A modern and very clean CSS box shadow generator. At last: cross-browser code for your shadowing needs.
adjust shadow parameters
css code snippet
-webkit-box-shadow:0px 10px 39px 10px rgba(33,33,33,0.22);
-moz-box-shadow: 0px 10px 39px 10px rgba(33,33,33,0.22);
box-shadow: 0px 10px 39px 10px rgba(33,33,33,0.22);
About CSS Box Shadows
Box shadows have a longstanding presence in digital aesthetics. Beginning with the gratuitous overuse in Internet 1.0, later with the representational metaphors of Apple’s skuemorphisms, and more recently the more abstract use in Google’s Material design — and beyond.
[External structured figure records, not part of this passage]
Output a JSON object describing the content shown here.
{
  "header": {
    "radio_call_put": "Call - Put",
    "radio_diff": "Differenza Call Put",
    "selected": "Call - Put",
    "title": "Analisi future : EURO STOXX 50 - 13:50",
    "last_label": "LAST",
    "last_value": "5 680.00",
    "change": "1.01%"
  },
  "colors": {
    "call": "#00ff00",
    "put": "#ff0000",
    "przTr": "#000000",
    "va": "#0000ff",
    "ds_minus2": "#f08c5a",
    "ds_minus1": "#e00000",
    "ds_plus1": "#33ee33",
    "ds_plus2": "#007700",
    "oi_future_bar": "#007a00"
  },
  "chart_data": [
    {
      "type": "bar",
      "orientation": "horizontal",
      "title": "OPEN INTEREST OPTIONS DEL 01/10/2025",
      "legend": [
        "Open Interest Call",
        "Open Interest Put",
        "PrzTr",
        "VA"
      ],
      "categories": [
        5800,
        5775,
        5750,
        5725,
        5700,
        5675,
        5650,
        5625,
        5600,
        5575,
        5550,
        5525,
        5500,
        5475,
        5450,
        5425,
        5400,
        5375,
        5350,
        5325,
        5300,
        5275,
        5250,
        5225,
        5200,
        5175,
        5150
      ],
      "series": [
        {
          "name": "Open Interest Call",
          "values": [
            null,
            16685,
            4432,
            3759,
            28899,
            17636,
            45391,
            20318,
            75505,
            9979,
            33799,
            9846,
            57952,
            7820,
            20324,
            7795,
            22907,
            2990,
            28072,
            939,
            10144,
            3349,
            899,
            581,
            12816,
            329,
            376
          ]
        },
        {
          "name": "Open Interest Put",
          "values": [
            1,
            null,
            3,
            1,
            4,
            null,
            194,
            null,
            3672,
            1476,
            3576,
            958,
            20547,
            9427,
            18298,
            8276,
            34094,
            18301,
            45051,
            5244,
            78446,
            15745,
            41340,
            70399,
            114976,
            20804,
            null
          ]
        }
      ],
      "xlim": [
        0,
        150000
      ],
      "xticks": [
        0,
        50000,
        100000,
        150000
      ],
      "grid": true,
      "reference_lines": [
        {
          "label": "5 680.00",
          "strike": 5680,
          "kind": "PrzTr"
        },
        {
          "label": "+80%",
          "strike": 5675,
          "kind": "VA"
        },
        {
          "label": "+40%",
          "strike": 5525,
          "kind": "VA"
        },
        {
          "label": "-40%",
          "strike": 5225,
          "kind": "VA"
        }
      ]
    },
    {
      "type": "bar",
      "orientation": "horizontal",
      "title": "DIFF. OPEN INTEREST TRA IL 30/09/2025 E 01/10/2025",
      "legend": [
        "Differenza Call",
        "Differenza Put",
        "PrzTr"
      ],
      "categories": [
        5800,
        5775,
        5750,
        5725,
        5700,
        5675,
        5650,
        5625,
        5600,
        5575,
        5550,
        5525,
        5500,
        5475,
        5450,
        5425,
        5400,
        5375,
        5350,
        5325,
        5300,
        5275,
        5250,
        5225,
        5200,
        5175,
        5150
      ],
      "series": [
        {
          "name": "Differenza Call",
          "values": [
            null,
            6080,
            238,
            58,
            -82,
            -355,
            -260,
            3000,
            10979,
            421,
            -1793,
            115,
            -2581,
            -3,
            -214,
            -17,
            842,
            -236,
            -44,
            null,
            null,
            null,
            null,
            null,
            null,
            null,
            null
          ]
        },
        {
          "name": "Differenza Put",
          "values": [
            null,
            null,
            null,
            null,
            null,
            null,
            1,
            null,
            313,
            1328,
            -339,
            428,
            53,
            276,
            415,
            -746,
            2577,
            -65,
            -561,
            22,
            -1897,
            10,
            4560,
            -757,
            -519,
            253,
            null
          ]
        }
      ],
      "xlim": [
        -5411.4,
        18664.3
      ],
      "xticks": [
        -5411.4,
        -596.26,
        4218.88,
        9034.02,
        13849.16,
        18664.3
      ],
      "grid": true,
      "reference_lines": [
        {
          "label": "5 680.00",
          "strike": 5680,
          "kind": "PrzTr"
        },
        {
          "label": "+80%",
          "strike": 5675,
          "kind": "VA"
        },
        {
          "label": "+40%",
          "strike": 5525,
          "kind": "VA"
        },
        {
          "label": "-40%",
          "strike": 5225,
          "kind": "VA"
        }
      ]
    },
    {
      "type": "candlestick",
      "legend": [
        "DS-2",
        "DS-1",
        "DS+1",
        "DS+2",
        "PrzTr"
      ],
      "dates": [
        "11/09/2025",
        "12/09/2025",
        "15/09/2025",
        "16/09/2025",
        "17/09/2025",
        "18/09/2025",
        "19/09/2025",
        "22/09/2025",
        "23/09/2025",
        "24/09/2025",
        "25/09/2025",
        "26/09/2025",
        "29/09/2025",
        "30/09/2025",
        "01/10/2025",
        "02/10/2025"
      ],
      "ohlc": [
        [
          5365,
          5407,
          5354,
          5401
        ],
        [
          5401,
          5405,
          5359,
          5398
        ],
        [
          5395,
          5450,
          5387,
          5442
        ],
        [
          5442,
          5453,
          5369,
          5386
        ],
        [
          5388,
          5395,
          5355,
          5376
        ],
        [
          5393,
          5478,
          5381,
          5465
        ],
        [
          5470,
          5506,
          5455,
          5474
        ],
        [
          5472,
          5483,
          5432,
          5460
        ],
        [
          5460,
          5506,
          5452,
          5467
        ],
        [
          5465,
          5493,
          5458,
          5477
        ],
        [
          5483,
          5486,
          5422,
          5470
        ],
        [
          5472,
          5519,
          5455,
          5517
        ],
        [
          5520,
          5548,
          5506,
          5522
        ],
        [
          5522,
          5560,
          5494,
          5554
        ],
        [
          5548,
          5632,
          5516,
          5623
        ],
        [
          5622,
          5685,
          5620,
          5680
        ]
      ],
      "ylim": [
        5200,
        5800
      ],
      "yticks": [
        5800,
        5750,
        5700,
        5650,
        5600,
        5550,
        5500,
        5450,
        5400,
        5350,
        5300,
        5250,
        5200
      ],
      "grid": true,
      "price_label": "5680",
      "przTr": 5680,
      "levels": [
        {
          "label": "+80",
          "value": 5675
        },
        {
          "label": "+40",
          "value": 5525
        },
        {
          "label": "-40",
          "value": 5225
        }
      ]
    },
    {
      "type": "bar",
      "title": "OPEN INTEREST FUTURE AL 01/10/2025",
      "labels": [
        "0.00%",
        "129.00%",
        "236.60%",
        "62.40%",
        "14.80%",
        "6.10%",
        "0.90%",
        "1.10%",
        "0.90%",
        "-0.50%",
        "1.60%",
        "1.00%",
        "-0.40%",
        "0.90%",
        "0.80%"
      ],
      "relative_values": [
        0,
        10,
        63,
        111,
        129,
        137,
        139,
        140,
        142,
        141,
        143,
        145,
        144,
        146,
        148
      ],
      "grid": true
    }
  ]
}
Above all, shadows are used for the indication of tactility in interaction design. However, shadowing still enjoys broad popularity across most of the Internet. In fact, the recent trends around expressivism encourage open, frequent shadowing and other visual flamboyances.
Therefor, please enjoy this CSS Box Shadow Generator!
Good uses for CSS Box Shadows
Out of all the visual ornamentation available, drop shadows help lend a sense of real physicality to UI elements. This illusion makes UI elements appear more (or less) touchable, which is useful in communicating interactivity.
We primarily rely on design layout and structure organize content. In addition, we sometimes use depth as a way to communicate visual hierarchy. Drop shadows can help clarify visual hierarchies and ordering by imparting a sense of depth to an image, scene or interface. Specifically, the use of “Z-Space,” as it is called, can bring important items to the foreground, and move less important items to the background.
Like any CSS property, box shadows can be animated. While the possibilities are endless, the transition of depth, in particular, can be useful within interaction design. For example, think of Apple’s menus moving items to the foreground and background as the user swipes through a list. Think of the subtle changes to shadows that occur. There are many possibilities.